Freiheit statt Schicksal

Außer einer beeindruckenden Lebensgeschichte ist "Ein ungezähmtes Leben" auch eine weibliche Variante des US-amerikanischen Mythos von starken, unbeugsamen Menschen, die ihr Leben selbst gestalten und sich niemals vom Schicksal besiegen lassen.
Jeannette Walls erster Roman "Schloss aus Glas" erzählte die Geschichte ihrer eigenen Kindheit. Auch ihr zweiter Roman (von ihr selbst "True Life Novel" genannt) erzählt eine wahre Geschichte, nämlich die ihrer Großmutter Lily Casey Smith, die starb, als Walls acht Jahre alt war. Die Autorin lässt die Heldin selbst in der Ich-Form erzählen. Sie wächst mit einem Bruder und einer Schwester auf einer armseligen Ranch in West-Texas auf. Als Älteste kümmert sie sich um alles, während ihre Mutter sich über das jämmerliche Landleben beklagt und der Vater Phantastereien nachjagt.

Lily liebt die Ranch, sie geht begnadet mit Pferden um, und sie ist intelligent und möchte gern Lehrerin werden. Da ihr Vater jedoch das Schulgeld für vier Dänische Doggen ausgibt, muss Lily nach einem halben Jahr die Schule verlassen. Lehrerin wird sie mit 15 (!) dennoch: in Zwergschulen in verschiedenen gottverlassenen Dörfern (wohin sie in wochenlangen einsamen Ritten quer durch das Land reist). Aber sie wird immer wieder entlassen, entweder weil ihr der Schulabschluss fehlt oder weil sie unerbittlich ihre eigenwilligen Vorstellungen vertritt.

Einige Jahre als Dienstmädchen in Chicago, wo sie Geld fürs College verdienen möchte, enden in der Ehe mit einem Bigamisten, der ihr ganzes Geld stiehlt. Vorher ist auch noch ihre beste Freundin bei einem Arbeitsunfall ums Leben gekommen. An dem Punkt möchte man als Leserin schier verzweifeln über das Unglück, das dieser jungen Frau widerfährt, und über den Verrat durch Vater, Mutter, Ehemann, die Nonnen in der Schule, ihre Arbeitgeber. Und man staunt über die ungebrochene Lebenskraft Lilys, die alles pragmatisch, unsentimental und ohne Bitterkeit erzählt. Ob das immer so stimmt oder nicht: Es vermittelt literarisch überzeugend eine Haltung gegenüber dem Leben.
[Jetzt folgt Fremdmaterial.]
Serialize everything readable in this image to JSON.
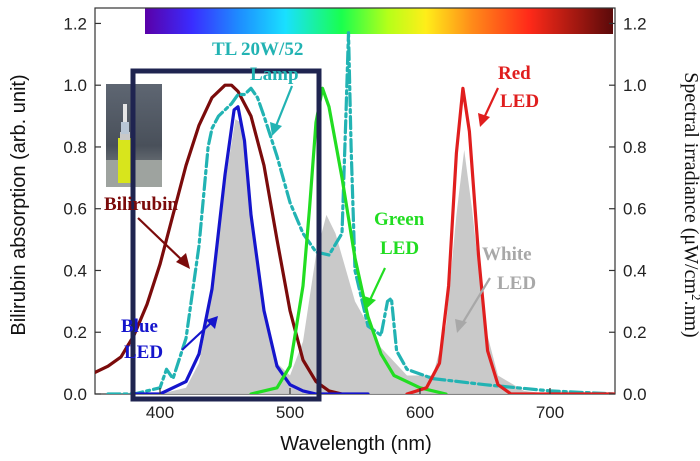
{
  "chart_data": {
    "type": "line",
    "xlabel": "Wavelength (nm)",
    "ylabel_left": "Bilirubin absorption (arb. unit)",
    "ylabel_right_parts": [
      "Spectral irradiance (",
      "μW/cm",
      "2",
      ".nm)"
    ],
    "xlim": [
      350,
      750
    ],
    "ylim": [
      0,
      1.25
    ],
    "x_ticks": [
      400,
      500,
      600,
      700
    ],
    "y_ticks": [
      0.0,
      0.2,
      0.4,
      0.6,
      0.8,
      1.0,
      1.2
    ],
    "y_tick_labels": [
      "0.0",
      "0.2",
      "0.4",
      "0.6",
      "0.8",
      "1.0",
      "1.2"
    ],
    "legend": "none",
    "grid": false,
    "series": [
      {
        "name": "Bilirubin",
        "color": "#7b0b0b",
        "style": "solid",
        "points": [
          [
            350,
            0.07
          ],
          [
            360,
            0.09
          ],
          [
            370,
            0.12
          ],
          [
            380,
            0.19
          ],
          [
            390,
            0.29
          ],
          [
            400,
            0.42
          ],
          [
            410,
            0.58
          ],
          [
            420,
            0.74
          ],
          [
            430,
            0.87
          ],
          [
            440,
            0.96
          ],
          [
            450,
            1.0
          ],
          [
            455,
            1.0
          ],
          [
            460,
            0.98
          ],
          [
            470,
            0.9
          ],
          [
            480,
            0.74
          ],
          [
            490,
            0.5
          ],
          [
            500,
            0.27
          ],
          [
            510,
            0.11
          ],
          [
            520,
            0.04
          ],
          [
            530,
            0.01
          ],
          [
            540,
            0.0
          ]
        ]
      },
      {
        "name": "TL 20W/52 Lamp",
        "color": "#22b3b3",
        "style": "dashdot",
        "points": [
          [
            360,
            0.0
          ],
          [
            380,
            0.0
          ],
          [
            400,
            0.02
          ],
          [
            405,
            0.08
          ],
          [
            410,
            0.05
          ],
          [
            420,
            0.18
          ],
          [
            430,
            0.48
          ],
          [
            437,
            0.8
          ],
          [
            440,
            0.86
          ],
          [
            445,
            0.9
          ],
          [
            450,
            0.92
          ],
          [
            455,
            0.94
          ],
          [
            460,
            0.97
          ],
          [
            465,
            0.97
          ],
          [
            470,
            0.99
          ],
          [
            475,
            0.96
          ],
          [
            480,
            0.9
          ],
          [
            490,
            0.77
          ],
          [
            500,
            0.62
          ],
          [
            510,
            0.52
          ],
          [
            520,
            0.46
          ],
          [
            530,
            0.45
          ],
          [
            540,
            0.52
          ],
          [
            543,
            0.9
          ],
          [
            545,
            1.17
          ],
          [
            547,
            0.8
          ],
          [
            550,
            0.4
          ],
          [
            560,
            0.22
          ],
          [
            570,
            0.19
          ],
          [
            575,
            0.3
          ],
          [
            578,
            0.31
          ],
          [
            582,
            0.14
          ],
          [
            590,
            0.08
          ],
          [
            610,
            0.05
          ],
          [
            650,
            0.03
          ],
          [
            700,
            0.01
          ],
          [
            750,
            0.0
          ]
        ]
      },
      {
        "name": "Blue LED",
        "color": "#1515cc",
        "style": "solid",
        "points": [
          [
            380,
            0.0
          ],
          [
            400,
            0.0
          ],
          [
            420,
            0.04
          ],
          [
            430,
            0.13
          ],
          [
            440,
            0.34
          ],
          [
            450,
            0.71
          ],
          [
            457,
            0.92
          ],
          [
            460,
            0.93
          ],
          [
            465,
            0.82
          ],
          [
            470,
            0.58
          ],
          [
            480,
            0.27
          ],
          [
            490,
            0.09
          ],
          [
            500,
            0.03
          ],
          [
            510,
            0.01
          ],
          [
            520,
            0.0
          ],
          [
            560,
            0.0
          ]
        ]
      },
      {
        "name": "Green LED",
        "color": "#22dd22",
        "style": "solid",
        "points": [
          [
            470,
            0.0
          ],
          [
            490,
            0.02
          ],
          [
            500,
            0.09
          ],
          [
            510,
            0.35
          ],
          [
            515,
            0.6
          ],
          [
            520,
            0.88
          ],
          [
            525,
            0.99
          ],
          [
            530,
            0.93
          ],
          [
            540,
            0.7
          ],
          [
            550,
            0.44
          ],
          [
            560,
            0.25
          ],
          [
            570,
            0.13
          ],
          [
            580,
            0.06
          ],
          [
            600,
            0.02
          ],
          [
            620,
            0.0
          ]
        ]
      },
      {
        "name": "Red LED",
        "color": "#e01e1e",
        "style": "solid",
        "points": [
          [
            590,
            0.0
          ],
          [
            605,
            0.02
          ],
          [
            615,
            0.1
          ],
          [
            622,
            0.35
          ],
          [
            628,
            0.78
          ],
          [
            633,
            0.99
          ],
          [
            638,
            0.85
          ],
          [
            645,
            0.45
          ],
          [
            652,
            0.14
          ],
          [
            660,
            0.03
          ],
          [
            670,
            0.0
          ],
          [
            750,
            0.0
          ]
        ]
      },
      {
        "name": "White LED",
        "color": "#c6c6c6",
        "style": "fill",
        "points": [
          [
            400,
            0.0
          ],
          [
            420,
            0.02
          ],
          [
            430,
            0.1
          ],
          [
            440,
            0.32
          ],
          [
            450,
            0.68
          ],
          [
            458,
            0.89
          ],
          [
            462,
            0.88
          ],
          [
            470,
            0.62
          ],
          [
            480,
            0.28
          ],
          [
            490,
            0.1
          ],
          [
            500,
            0.06
          ],
          [
            510,
            0.17
          ],
          [
            520,
            0.45
          ],
          [
            528,
            0.58
          ],
          [
            535,
            0.52
          ],
          [
            550,
            0.3
          ],
          [
            570,
            0.15
          ],
          [
            590,
            0.06
          ],
          [
            610,
            0.06
          ],
          [
            620,
            0.22
          ],
          [
            628,
            0.58
          ],
          [
            634,
            0.79
          ],
          [
            640,
            0.6
          ],
          [
            650,
            0.22
          ],
          [
            660,
            0.06
          ],
          [
            680,
            0.01
          ],
          [
            700,
            0.0
          ]
        ]
      }
    ],
    "annotations": [
      {
        "text": "TL 20W/52",
        "color": "#22b3b3"
      },
      {
        "text": "Lamp",
        "color": "#22b3b3"
      },
      {
        "text": "Bilirubin",
        "color": "#7b0b0b"
      },
      {
        "text": "Blue",
        "color": "#1515cc"
      },
      {
        "text": "LED",
        "color": "#1515cc"
      },
      {
        "text": "Green",
        "color": "#22dd22"
      },
      {
        "text": "LED",
        "color": "#22dd22"
      },
      {
        "text": "Red",
        "color": "#e01e1e"
      },
      {
        "text": "LED",
        "color": "#e01e1e"
      },
      {
        "text": "White",
        "color": "#a8a8a8"
      },
      {
        "text": "LED",
        "color": "#a8a8a8"
      }
    ],
    "spectrum_bar": "visible color gradient from violet to dark red",
    "highlight_box_color": "#1f2450",
    "inset_photo": "photograph of a vial"
  }
}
Lilys Leben wird besser, wenn auch niemals leicht. Sie führt eine gute zweite Ehe, wird Mutter, Rancherin und Lehrerin und arbeitet härter denn je. Als einzigen Luxus gönnt sie sich gelegentliche Flugstunden. In den Mittelpunkt der Erzählung gerät gegen Ende Lilys höchst eigenwillige älteste Tochter Rosemary, die künstlerisch begabt ist, den Phantasten Rex heiratet und bereits in "Schloss aus Glas" als Jeannette Walls Mutter eine Rolle spielte.

Stilistisch nähert sich "Ein ungezähmtes Leben" einer mündlichen Erzählung an. Zwar wird rückblickend erzählt, aber die Perspektive ist nicht die der Erinnerung des gealterten Menschen an eine ferne Zeit, sondern die der lebendigen Vergegenwärtigung. Die Erzählung enthält Leerstellen, die wir als Leserinnen selbst ausfüllen müssen, dann wieder überraschend viele Details. Sie meidet Sentimentalitäten, Reflexionen und Psychologisierungen und orientiert sich stattdessen an den Tatsachen.

Außer einer beeindruckenden individuellen Lebensgeschichte ist dieser Roman auch eine weitere, weibliche Variante des US-amerikanischen Mythos von den starken, unbeugsamen und dem Land eng verbundenen Menschen, die ihr Leben selbst gestalten und sich niemals vom Schicksal besiegen lassen. Es ist der Mythos von der Freiheit und davon, dass jeder seines Glückes Schmied ist.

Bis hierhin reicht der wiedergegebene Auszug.